Le procureur général Radim Dragoun a confirmé que l'opération ciblait des soupçons de blanchiment d'argent et de trafic de stupéfiants, les enquêteurs saisissant des preuves liées à la fois au don et au passé darknet de Jiřikovský.
L'arrestation de Tomáš Jiřikovský représente plus qu'un simple opérateur darknet face à la justice. Elle expose comment la richesse crypto illicite a tenté d'infiltrer les plus hauts niveaux de la gouvernance tchèque.
Selon les documents judiciaires de son procès de 2017, Jiřikovský a amassé sa fortune en Bitcoin grâce à Sheep Marketplace, une plateforme clandestine qui a facilité plus de 680 BTC de ventes de drogue avant qu'il ne la ferme brusquement en 2013. Dans une arnaque à la sortie effrontée, il aurait siphonné 841 BTC supplémentaires des comptes utilisateurs, constituant un trésor de guerre qui financerait plus tard son don politique controversé.
Malgré une peine de prison de neuf ans en 2017 pour détournement de fonds, trafic de drogue et possession illégale d'armes, Jiřikovský n'a purgé que la moitié de sa peine avant d'être libéré en liberté conditionnelle en 2021. Les autorités tchèques n'ont jamais récupéré la majeure partie de ses avoirs en Bitcoin, un échec qui hante maintenant le système judiciaire alors que ces mêmes pièces sont réapparues dans les coffres du gouvernement.
Le don de 468 BTC, retracé par des analystes blockchain à des portefeuilles liés à Nucleus Marketplace, une autre opération darknet, est arrivé à un moment politiquement sensible.

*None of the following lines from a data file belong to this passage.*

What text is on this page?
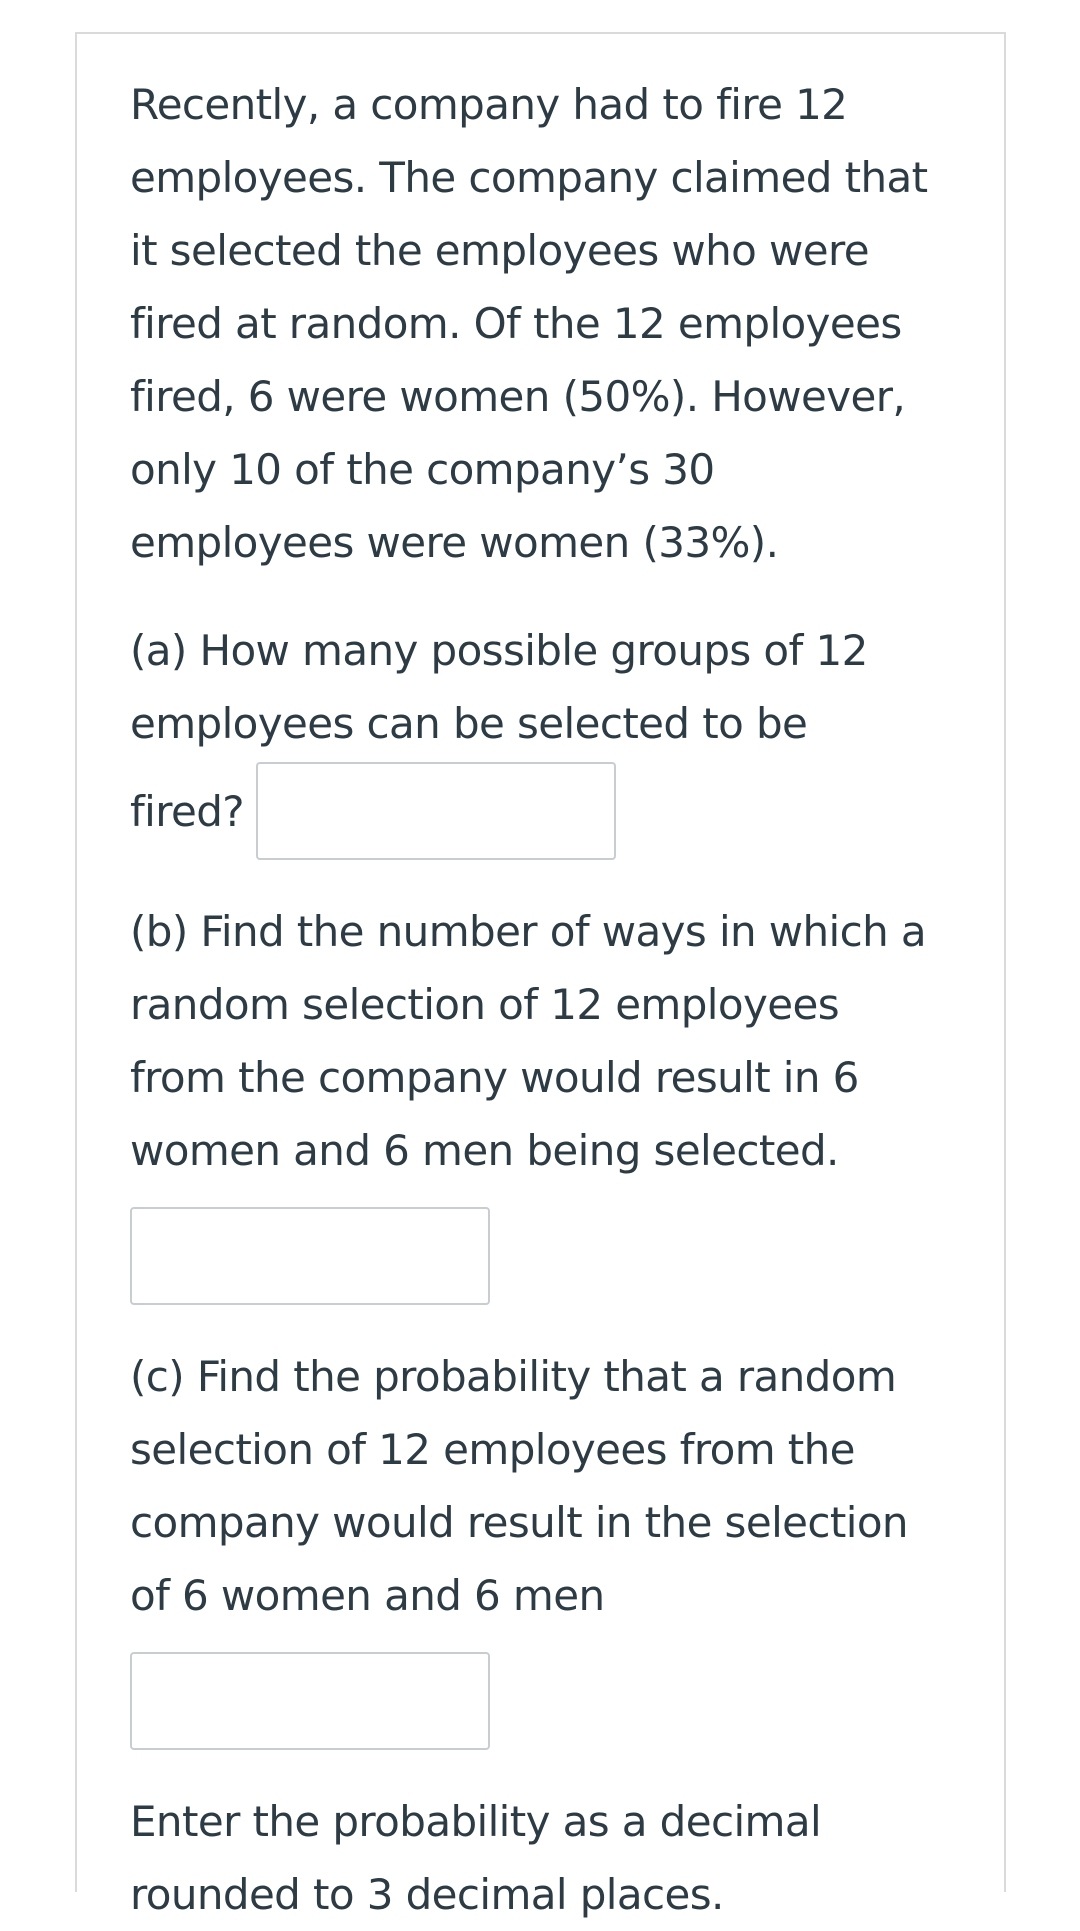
Recently, a company had to fire 12
employees. The company claimed that
it selected the employees who were
fired at random. Of the 12 employees
fired, 6 were women (50%). However,
only 10 of the company’s 30
employees were women (33%).
(a) How many possible groups of 12
employees can be selected to be
fired?
(b) Find the number of ways in which a
random selection of 12 employees
from the company would result in 6
women and 6 men being selected.
(c) Find the probability that a random
selection of 12 employees from the
company would result in the selection
of 6 women and 6 men
Enter the probability as a decimal
rounded to 3 decimal places.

Avec l'approche des élections nationales, le scandale est devenu la crise la plus dommageable pour l'administration du Premier ministre Petr Fiala, sapant la confiance du public dans le parti ODS au pouvoir.
La démission de l'ancien ministre de la Justice Pavel Blažek en juin n'a marqué que le début du séisme politique. Sa successeure, Eva Decroix, a mandaté le cabinet d'audit Grant Thornton pour enquêter sur le don, une démarche qui a révélé des conclusions accablantes.
L'audit a déterminé que le ministère "n'aurait pas dû accepter le don en bitcoin" en raison de signaux d'alarme évidents concernant ses origines criminelles. Plus explosif encore, il suggère que des responsables du ministère pourraient avoir violé les lois anti-blanchiment en traitant la transaction.